What kept this bohemian tradition from being stifling was that, this time, it was literally suffocating. The night before, our German shepherd dog faced off with a skunk and emerged victorious and reeking. We considered abandoning her to the campsite but her drooping face moved us to pity and so we loaded her in after bathing her in tomato juice. She smelled exactly like a skunk pizza baked in an SPCA. The temperature vaulted into double digits and my sister and I stuck our noses desperately out the windows that could not be rolled down but merely popped out two inches.
Hairpin turns. Skunk pizza dog. Heat. John Denver.
Hang on, we’ll be there real soon, my Dad encouraged.
Instead, I threw up the fruit loops, instant blueberry pancakes and Kool-Aid. This new noxious aroma prompted my sister and soon we were both hurling in stereo. Greta the Bad Dog gave one last heavy pant and erupted all over the floor. As the chorus finally ended, purged and weeping, Dad pulled into the campsite. The parents sighed.
After that, they discovered Dramamine and drugged us during driving.
Paco: Paco and Maude
I went on a road trip with my grandma when I was 10. My grandma is really hilarious and not unlike Ruth Gordon in Harold and Maude. When we finally got passed the busy highways of outer Chicago she pulled over and looked and me and said, “I’m tired. You drive.” I didn’t even hesitate. We exchanged seats in her baby blue Dodge Aries K. Thankfully it was an automatic. I’ll never forget the huge rush of excitement that came over me when I sat behind the wheel and seeing my grandma smiling like a Chesire cat as she dialed in her beloved Chicago White Sox game on the radio.
We drove thru rural Iowa listening to the game while my grandma and I made up knock-knock jokes.

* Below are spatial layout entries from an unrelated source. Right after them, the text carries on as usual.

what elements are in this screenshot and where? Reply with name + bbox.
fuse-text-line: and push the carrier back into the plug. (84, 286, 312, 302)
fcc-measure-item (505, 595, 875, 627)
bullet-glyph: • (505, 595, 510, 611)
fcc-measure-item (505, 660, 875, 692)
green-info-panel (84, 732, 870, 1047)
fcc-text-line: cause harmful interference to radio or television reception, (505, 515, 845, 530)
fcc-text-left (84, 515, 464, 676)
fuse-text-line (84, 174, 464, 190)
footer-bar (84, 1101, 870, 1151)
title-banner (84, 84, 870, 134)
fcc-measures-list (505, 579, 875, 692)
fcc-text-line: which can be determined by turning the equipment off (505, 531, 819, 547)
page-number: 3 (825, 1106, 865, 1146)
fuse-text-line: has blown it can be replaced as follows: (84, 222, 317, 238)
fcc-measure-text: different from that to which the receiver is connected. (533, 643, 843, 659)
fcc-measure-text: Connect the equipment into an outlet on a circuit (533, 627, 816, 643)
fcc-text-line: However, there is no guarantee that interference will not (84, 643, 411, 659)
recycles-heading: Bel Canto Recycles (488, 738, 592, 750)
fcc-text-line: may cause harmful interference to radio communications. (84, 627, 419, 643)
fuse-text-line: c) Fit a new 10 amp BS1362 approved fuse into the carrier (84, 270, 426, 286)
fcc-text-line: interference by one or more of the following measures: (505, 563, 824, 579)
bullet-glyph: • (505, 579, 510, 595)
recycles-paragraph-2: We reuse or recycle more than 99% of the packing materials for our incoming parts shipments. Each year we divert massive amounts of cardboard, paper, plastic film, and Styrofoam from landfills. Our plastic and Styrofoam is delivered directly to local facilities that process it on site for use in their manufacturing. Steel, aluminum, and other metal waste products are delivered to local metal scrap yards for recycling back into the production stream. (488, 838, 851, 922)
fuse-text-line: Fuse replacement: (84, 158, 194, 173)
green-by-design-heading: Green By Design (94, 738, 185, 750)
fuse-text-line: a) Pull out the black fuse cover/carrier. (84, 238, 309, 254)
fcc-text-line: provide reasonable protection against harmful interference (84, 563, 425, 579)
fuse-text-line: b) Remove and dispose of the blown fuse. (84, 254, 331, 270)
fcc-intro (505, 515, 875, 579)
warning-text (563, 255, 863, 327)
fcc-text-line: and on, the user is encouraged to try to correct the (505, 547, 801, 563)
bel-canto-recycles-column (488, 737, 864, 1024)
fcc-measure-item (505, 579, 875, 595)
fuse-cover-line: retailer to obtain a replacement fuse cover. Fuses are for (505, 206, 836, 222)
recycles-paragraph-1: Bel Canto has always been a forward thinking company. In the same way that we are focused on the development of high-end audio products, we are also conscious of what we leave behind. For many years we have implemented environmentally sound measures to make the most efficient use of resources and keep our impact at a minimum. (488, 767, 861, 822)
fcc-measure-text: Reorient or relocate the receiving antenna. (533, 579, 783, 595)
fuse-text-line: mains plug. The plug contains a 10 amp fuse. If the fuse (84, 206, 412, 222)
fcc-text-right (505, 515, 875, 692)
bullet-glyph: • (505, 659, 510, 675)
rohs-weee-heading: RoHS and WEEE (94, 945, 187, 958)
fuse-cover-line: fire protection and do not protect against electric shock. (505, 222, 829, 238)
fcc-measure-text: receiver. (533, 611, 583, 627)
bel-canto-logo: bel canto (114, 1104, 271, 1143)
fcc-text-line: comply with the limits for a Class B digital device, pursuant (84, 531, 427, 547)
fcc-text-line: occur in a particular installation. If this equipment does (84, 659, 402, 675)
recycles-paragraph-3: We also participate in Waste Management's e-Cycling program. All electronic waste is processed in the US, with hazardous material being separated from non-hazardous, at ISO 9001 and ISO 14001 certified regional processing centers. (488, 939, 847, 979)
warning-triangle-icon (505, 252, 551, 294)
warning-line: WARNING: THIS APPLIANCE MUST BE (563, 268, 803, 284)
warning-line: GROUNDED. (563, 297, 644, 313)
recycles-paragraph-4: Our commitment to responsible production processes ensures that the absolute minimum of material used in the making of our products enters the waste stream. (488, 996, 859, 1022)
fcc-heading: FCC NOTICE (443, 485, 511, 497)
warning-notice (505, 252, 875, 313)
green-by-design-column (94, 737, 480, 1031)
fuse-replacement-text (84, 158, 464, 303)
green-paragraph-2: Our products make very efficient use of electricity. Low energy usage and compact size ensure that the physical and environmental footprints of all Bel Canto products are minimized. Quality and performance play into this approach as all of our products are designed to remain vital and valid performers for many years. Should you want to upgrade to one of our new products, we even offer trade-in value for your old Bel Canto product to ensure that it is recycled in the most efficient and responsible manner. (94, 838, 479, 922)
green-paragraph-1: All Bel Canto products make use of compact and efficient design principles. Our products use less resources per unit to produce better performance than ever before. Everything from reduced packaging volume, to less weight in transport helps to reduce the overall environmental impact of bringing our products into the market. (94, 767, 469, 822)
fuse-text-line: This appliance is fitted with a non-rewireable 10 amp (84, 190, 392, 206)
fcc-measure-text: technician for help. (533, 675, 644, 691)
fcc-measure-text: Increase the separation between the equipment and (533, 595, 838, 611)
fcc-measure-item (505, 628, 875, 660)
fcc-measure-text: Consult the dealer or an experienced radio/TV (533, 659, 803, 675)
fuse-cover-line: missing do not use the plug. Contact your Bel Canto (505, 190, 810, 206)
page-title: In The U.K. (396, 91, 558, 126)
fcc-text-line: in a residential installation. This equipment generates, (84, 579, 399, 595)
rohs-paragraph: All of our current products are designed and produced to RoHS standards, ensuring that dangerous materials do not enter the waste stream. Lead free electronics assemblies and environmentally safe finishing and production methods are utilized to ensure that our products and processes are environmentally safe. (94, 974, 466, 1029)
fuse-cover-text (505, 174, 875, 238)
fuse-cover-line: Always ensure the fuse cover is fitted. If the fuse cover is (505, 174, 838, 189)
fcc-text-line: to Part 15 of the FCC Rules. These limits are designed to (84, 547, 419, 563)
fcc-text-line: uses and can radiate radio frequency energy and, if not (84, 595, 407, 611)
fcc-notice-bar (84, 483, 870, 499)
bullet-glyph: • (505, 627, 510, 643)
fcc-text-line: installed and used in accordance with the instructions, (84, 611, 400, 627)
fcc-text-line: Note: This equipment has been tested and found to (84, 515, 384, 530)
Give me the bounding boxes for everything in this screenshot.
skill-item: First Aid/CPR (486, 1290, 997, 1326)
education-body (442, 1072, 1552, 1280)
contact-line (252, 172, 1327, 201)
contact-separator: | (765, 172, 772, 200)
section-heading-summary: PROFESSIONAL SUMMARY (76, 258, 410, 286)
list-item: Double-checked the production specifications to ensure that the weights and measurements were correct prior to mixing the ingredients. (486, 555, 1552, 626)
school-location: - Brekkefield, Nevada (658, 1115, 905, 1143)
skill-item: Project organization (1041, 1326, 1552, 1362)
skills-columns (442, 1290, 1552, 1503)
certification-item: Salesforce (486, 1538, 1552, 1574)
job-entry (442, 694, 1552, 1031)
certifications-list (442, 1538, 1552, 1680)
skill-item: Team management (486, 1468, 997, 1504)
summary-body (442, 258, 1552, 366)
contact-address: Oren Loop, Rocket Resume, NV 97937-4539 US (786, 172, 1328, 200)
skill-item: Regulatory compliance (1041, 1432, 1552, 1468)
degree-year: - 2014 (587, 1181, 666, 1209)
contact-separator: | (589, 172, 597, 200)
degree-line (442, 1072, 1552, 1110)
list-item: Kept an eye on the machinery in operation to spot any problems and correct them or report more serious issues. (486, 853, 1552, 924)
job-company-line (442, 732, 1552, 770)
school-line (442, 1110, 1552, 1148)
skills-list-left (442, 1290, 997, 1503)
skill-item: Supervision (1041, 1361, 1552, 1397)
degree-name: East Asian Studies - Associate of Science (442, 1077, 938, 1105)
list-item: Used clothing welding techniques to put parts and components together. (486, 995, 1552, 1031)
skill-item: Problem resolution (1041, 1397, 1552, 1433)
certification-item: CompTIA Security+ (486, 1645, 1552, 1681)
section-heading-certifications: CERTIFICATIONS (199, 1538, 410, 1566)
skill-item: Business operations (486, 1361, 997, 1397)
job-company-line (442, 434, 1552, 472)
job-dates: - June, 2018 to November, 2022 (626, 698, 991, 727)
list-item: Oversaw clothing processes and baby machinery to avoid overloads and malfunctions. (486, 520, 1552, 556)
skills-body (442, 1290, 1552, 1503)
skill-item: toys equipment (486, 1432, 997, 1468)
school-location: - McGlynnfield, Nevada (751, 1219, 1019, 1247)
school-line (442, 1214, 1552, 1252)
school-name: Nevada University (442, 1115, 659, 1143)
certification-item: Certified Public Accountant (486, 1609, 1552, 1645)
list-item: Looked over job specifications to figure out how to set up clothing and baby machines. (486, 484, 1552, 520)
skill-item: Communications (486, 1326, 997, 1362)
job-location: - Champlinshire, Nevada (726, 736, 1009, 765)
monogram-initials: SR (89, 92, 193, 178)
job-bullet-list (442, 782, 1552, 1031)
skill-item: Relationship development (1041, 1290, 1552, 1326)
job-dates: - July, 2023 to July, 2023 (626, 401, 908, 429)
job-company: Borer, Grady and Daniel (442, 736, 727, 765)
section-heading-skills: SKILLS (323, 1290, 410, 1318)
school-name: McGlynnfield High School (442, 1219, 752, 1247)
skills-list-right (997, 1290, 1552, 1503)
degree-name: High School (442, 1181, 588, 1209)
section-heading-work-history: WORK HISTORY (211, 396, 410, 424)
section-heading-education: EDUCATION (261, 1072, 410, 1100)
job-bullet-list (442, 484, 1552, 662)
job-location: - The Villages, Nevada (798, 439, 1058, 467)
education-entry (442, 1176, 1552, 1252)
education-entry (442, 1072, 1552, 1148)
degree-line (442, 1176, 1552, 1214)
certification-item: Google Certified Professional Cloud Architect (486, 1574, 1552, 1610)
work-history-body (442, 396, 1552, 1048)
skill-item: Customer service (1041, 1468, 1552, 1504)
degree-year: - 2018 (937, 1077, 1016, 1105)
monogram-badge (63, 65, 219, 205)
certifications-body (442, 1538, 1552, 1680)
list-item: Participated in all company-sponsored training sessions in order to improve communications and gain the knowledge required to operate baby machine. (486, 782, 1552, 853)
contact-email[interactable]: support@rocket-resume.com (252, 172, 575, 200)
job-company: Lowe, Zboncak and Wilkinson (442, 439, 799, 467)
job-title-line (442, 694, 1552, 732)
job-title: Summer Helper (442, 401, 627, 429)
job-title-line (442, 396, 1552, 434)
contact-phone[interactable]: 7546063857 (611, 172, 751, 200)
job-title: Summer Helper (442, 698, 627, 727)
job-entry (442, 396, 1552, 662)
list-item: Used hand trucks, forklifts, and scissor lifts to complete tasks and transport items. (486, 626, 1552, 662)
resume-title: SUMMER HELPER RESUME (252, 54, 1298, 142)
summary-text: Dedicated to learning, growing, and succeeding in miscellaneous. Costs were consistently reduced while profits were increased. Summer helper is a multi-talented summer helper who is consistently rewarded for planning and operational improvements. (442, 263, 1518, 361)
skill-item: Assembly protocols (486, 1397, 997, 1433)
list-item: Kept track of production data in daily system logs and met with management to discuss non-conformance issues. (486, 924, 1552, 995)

“California in the morning.”
I can still see my grandma, Helen Tonkavich, with her remarkably white feet hanging out the window, with the smell of corn in the air and the sound of the ball hitting the Cardinal’s catcher’s glove.
I have not driven since.
Sang: I Feel Like Chicken Tonight
At the age of 15, I was forced out of my comfortable home with air conditioning and my 30 day non-stop marathon adventuring on Nintendo’s game console adventure “Legend of Zelda” to Venezuela — the South American country famous for humidity, petroleum and a colorful politician named Hugo Chavez. During this two week trip, I was forced to consume a meal consisting of chicken which in of itself was unremarkable except for the part where it was mercilessly butchered before my young adoloscent eyes. I pleaded that as delicious as “freshly murdered” chicken may taste, I would rather decline. My parents thought that would be rude and demanded I eat it. Per the rules of karmic retribution, I was afflicted with massive amounts of digestional trauma for the next seven days requiring me to spend most of the trip visiting the many fine public restrooms of Caracas with its beautiful murals and David Lynchian nightmarish toilets. It did not help that locals kepts forcing coconut juice on me to “settle my stomach” which unbeknowst to me at the time is an apparently powerful natural laxative. To this day, anytime I hear the Venezuelan calyspo music, my colon spasms in abject terror.